The Place Promised in Our Early Days
Plot
In a post-war alternative timeline, Japan is divided into the North, controlled by the Union, and the South, controlled by the United States. A mysterious high tower rises within the borders of the Union. Three high school students promise to cross the border with a self-built airplane and unravel the secret of the tower.
Overall Series Review
Categorical Breakdown
Characters are judged by their engineering talent, ambition, and personal commitment to friendship and love, aligning with universal meritocracy. The protagonists are all of the same Japanese ethnicity. The geopolitical conflict is framed around national division (Japan vs. Soviet-aligned Ezo/Hokkaido) and political ideology (capitalism vs. communism), not race or intersectional hierarchy. There is no evidence of vilification of 'whiteness' or forced diversity.
The central political conflict is an alternate-history Cold War where Japan is divided into US-aligned and Soviet-aligned sectors. The main emotional drive is the pain of this division and the protagonists' dream to cross the border, which symbolizes a yearning for national unity and a refusal to accept the status quo of foreign control. The major threat, the mysterious tower, is built by the Union (Soviet-aligned state), and the narrative opposes the totalitarian-aligned state, which is not hostility toward the core Western values of the US-aligned side, but rather opposition to a totalitarian, opposing power.
Gender roles are traditional. The main drive of the plot is the two male protagonists, Hiroki and Takuya, who are skilled engineers, building a plane and taking risks to save Sayuri, who is in a coma. Sayuri functions as the 'damsel in distress' and the MacGuffin, as her condition is the key to the tower's existential threat. The male leads are depicted as competent and heroic; they are not bumbling idiots or emasculated. The narrative centers on a melancholy, heteronormative romantic longing.

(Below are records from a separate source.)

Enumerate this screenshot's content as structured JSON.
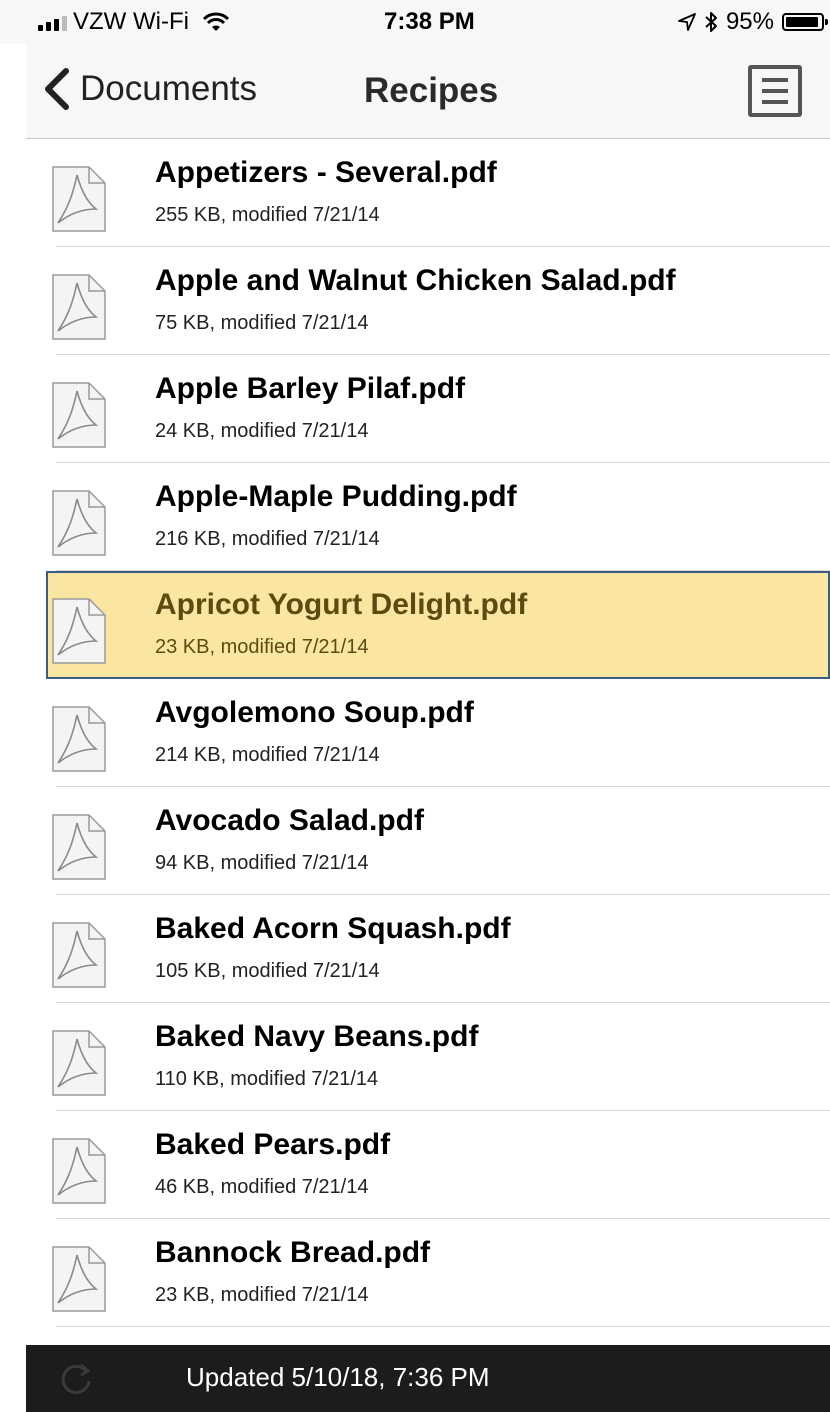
{
  "status_bar": {
    "carrier": "VZW Wi-Fi",
    "time": "7:38 PM",
    "battery": "95%",
    "battery_level": 0.95,
    "icons": [
      "signal-icon",
      "wifi-icon",
      "location-icon",
      "bluetooth-icon",
      "battery-icon"
    ]
  },
  "nav": {
    "back_label": "Documents",
    "title": "Recipes",
    "menu_icon": "list-icon"
  },
  "files": [
    {
      "name": "Appetizers - Several.pdf",
      "meta": "255 KB, modified 7/21/14"
    },
    {
      "name": "Apple and Walnut Chicken Salad.pdf",
      "meta": "75 KB, modified 7/21/14"
    },
    {
      "name": "Apple Barley Pilaf.pdf",
      "meta": "24 KB, modified 7/21/14"
    },
    {
      "name": "Apple-Maple Pudding.pdf",
      "meta": "216 KB, modified 7/21/14"
    },
    {
      "name": "Apricot Yogurt Delight.pdf",
      "meta": "23 KB, modified 7/21/14",
      "selected": true
    },
    {
      "name": "Avgolemono Soup.pdf",
      "meta": "214 KB, modified 7/21/14"
    },
    {
      "name": "Avocado Salad.pdf",
      "meta": "94 KB, modified 7/21/14"
    },
    {
      "name": "Baked Acorn Squash.pdf",
      "meta": "105 KB, modified 7/21/14"
    },
    {
      "name": "Baked Navy Beans.pdf",
      "meta": "110 KB, modified 7/21/14"
    },
    {
      "name": "Baked Pears.pdf",
      "meta": "46 KB, modified 7/21/14"
    },
    {
      "name": "Bannock Bread.pdf",
      "meta": "23 KB, modified 7/21/14"
    }
  ],
  "bottom_bar": {
    "updated_text": "Updated 5/10/18, 7:36 PM",
    "refresh_icon": "refresh-icon"
  },
  "colors": {
    "selected_background": "#fbe6a1",
    "selected_outline": "#3b5a86",
    "bottom_bar": "#1c1c1c"
  }
}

The narrative focuses exclusively on the emotional and romantic connection between the three main characters, specifically the traditional male-female pairing. No presence of centering alternative sexualities, deconstructing the nuclear family, or lecturing on gender theory is detected. Sexuality remains a private aspect of the main characters' adolescent romantic journey.
The core of the story is scientific and romantic, involving quantum mechanics, parallel universes, and political intrigue, with no significant role for religious or theological themes. The moral struggle is existential (saving the world from a dimensional collapse) and personal (saving a friend), not one that critiques or demonizes traditional religion. The morality is objective in the sense of protecting one's world and friends, aligning with a higher moral law of compassion and duty.